Originating with animating three-dimensional characters in Holland, where he became a merchant of fantasy to Europeans (like Walt Disney was for America), Pal eventually went to the United States to set up the first puppet-based animation studio. “The Puppetoon Movie” begins with “The Little Broadcast” (1943), smartly demonstrating the skill of pairing music with exaggerated movement, dancing, reflections, and more. It segues into a clip of “Philips Broadcast of 1938” (with additional sequences from “Hoola Boola” and “South Sea Sweethearts”) before showing “The Sleeping Beauty” (1935), an energetic retelling of the classic fairy tale.

“Together in the Weather” (1946) tells the story of Punchy and Judy, both living under very peculiar circumstances – as neighbors who never see each other as they’re employed in opposing jobs of proclaiming alternately fair and poor weather. So Judy sets about trying to seduce him with revealing outfits and damsel-in-distress tactics. “John Henry and the Inky-Poo” (1946) chronicles the tale of the muscular Henry, who famously works on the railroad tracks at Big Bend and competes against a machine that lays steel faster and more efficiently than his fellow workers. It is man versus machine – or rather mind over matter. And it’s also heavily inundated with historically tolerated stereotypes.

“Philips Cavalcade” (1934) features ballroom waltzing and Phillipa Ray’s vocals. “Jasper in a Jam” (1946), the only short not directed by George Pal, involves recurring character Jasper playing a clarinet, along with musical instruments that come to life each night in a pawnshop. And the final sequence, “Tubby the Tuba” (1947), shows orchestra instruments warming up while naughty Tubby bemoans the lack of pretty melodies for tubas, though he’s eventually inspired by a bullfrog.

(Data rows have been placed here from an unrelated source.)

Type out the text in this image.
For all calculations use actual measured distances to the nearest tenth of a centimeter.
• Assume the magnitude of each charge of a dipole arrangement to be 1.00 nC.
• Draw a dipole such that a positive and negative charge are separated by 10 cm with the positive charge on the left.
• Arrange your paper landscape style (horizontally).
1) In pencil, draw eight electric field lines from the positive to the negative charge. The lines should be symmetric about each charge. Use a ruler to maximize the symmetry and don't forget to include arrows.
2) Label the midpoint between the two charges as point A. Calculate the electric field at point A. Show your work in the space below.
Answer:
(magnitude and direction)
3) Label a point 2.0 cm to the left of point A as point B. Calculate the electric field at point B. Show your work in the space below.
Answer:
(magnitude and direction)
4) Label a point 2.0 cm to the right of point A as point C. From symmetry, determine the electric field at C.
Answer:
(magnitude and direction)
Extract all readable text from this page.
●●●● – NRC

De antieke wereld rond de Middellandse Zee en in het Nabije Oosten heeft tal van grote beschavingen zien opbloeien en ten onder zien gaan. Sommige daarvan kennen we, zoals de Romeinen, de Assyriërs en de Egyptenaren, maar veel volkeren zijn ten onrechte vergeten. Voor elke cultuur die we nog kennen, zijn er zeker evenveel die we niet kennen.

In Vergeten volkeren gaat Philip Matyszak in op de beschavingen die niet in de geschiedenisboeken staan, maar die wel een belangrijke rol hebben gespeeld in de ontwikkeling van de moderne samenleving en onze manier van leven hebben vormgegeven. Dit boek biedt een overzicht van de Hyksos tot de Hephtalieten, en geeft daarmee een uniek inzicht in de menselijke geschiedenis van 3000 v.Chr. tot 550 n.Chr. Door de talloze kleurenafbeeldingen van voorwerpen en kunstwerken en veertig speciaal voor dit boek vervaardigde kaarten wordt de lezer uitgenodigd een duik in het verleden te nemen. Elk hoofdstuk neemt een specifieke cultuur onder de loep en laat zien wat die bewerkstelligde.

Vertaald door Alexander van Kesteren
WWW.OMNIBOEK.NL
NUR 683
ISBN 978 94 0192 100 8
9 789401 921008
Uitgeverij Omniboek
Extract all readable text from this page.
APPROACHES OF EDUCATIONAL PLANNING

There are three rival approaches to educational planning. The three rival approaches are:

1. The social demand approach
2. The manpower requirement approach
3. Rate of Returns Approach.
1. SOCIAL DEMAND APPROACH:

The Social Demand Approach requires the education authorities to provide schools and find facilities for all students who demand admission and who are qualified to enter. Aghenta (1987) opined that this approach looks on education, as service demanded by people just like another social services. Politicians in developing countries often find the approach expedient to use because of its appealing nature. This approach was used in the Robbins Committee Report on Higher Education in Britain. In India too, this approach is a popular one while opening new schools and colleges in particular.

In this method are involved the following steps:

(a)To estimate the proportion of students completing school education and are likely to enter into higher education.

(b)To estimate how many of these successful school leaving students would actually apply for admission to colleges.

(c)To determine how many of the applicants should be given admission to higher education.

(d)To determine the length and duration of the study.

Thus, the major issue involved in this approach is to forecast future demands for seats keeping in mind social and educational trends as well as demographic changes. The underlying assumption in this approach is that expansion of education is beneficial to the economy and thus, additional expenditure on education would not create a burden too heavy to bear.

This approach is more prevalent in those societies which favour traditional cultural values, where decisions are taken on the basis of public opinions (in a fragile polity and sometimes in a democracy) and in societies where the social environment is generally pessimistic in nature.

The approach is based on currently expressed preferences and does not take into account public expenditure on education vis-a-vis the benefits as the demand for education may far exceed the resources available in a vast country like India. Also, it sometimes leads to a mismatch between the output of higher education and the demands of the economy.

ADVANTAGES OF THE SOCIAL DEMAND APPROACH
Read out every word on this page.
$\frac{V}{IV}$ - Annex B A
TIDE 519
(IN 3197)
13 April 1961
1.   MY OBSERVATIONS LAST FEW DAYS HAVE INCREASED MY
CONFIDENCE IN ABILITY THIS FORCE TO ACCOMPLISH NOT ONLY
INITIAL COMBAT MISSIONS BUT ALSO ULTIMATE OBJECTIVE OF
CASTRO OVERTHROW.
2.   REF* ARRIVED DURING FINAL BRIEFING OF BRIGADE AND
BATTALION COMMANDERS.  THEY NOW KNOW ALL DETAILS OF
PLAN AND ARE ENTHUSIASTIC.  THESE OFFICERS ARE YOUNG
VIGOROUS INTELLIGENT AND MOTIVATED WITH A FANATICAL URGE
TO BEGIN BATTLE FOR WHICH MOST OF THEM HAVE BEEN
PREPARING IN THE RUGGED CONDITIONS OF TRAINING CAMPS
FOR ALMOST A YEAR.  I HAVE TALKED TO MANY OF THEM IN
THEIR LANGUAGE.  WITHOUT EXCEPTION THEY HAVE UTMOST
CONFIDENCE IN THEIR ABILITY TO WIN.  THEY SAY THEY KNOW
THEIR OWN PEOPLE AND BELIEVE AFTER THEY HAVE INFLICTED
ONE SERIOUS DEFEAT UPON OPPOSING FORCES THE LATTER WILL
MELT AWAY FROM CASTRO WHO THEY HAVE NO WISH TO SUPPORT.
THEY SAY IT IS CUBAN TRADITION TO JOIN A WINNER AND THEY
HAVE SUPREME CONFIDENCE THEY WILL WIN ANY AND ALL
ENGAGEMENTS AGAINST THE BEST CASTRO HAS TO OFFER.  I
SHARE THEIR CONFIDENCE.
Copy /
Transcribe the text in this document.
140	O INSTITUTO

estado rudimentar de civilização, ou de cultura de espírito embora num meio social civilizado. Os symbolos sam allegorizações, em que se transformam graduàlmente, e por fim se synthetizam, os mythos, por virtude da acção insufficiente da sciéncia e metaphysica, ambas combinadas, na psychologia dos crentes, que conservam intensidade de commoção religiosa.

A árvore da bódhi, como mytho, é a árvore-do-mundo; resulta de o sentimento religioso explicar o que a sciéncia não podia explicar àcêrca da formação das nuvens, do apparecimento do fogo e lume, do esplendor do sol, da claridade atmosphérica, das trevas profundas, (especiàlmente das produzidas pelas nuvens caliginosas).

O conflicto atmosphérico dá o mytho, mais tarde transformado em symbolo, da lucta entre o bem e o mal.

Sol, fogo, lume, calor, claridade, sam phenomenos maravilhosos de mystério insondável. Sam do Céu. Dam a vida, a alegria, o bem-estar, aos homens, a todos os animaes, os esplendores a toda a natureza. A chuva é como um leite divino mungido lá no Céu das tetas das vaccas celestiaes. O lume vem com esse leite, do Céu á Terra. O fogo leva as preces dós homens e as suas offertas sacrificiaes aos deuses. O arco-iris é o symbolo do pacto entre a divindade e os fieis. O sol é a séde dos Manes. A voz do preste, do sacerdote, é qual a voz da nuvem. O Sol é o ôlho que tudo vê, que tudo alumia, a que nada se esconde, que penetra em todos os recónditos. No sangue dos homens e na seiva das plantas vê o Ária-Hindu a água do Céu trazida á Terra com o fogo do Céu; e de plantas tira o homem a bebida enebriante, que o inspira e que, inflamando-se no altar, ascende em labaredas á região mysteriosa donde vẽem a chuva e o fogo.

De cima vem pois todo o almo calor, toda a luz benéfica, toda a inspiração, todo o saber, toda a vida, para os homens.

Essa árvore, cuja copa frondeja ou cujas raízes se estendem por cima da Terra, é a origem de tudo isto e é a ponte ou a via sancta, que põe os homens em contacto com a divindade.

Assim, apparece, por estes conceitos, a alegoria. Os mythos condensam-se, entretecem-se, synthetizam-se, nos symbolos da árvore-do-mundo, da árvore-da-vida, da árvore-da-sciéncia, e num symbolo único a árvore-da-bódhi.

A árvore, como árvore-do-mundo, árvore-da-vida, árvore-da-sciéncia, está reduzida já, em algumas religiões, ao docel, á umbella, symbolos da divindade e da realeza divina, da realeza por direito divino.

Some segments are initiated by a title card, while others seamlessly begin where previous toons leave off. A peaceful farm is demolished by the Screwball army and its tanks (in “Tulips Shall Grow” from 1942), returning character Jim Dandy conducts an orchestra and chases elusive ladies, and hordes of angry natives have kidnapped a skinny-dipping island woman. Historical and inspirational, the technical achievements are astounding, with the visual manner in which characters move and change shape resembling the exploits of traditional animation. Here, it looks to require far more work in a 3D environment than if appendages and costumes remained of consistent proportions. But the end result is striking. Mr. Peanut, the Pillsbury Doughboy, King Kong, a Gremlin, and more have cameos to exhibit the far-reaching influence of George Pal’s artistry. Ultimately, however, “The Puppetoon Movie” is a basic assemblage of many of Pal’s best creations, and should hopefully encourage audiences to seek out all of his projects in their complete and unedited forms.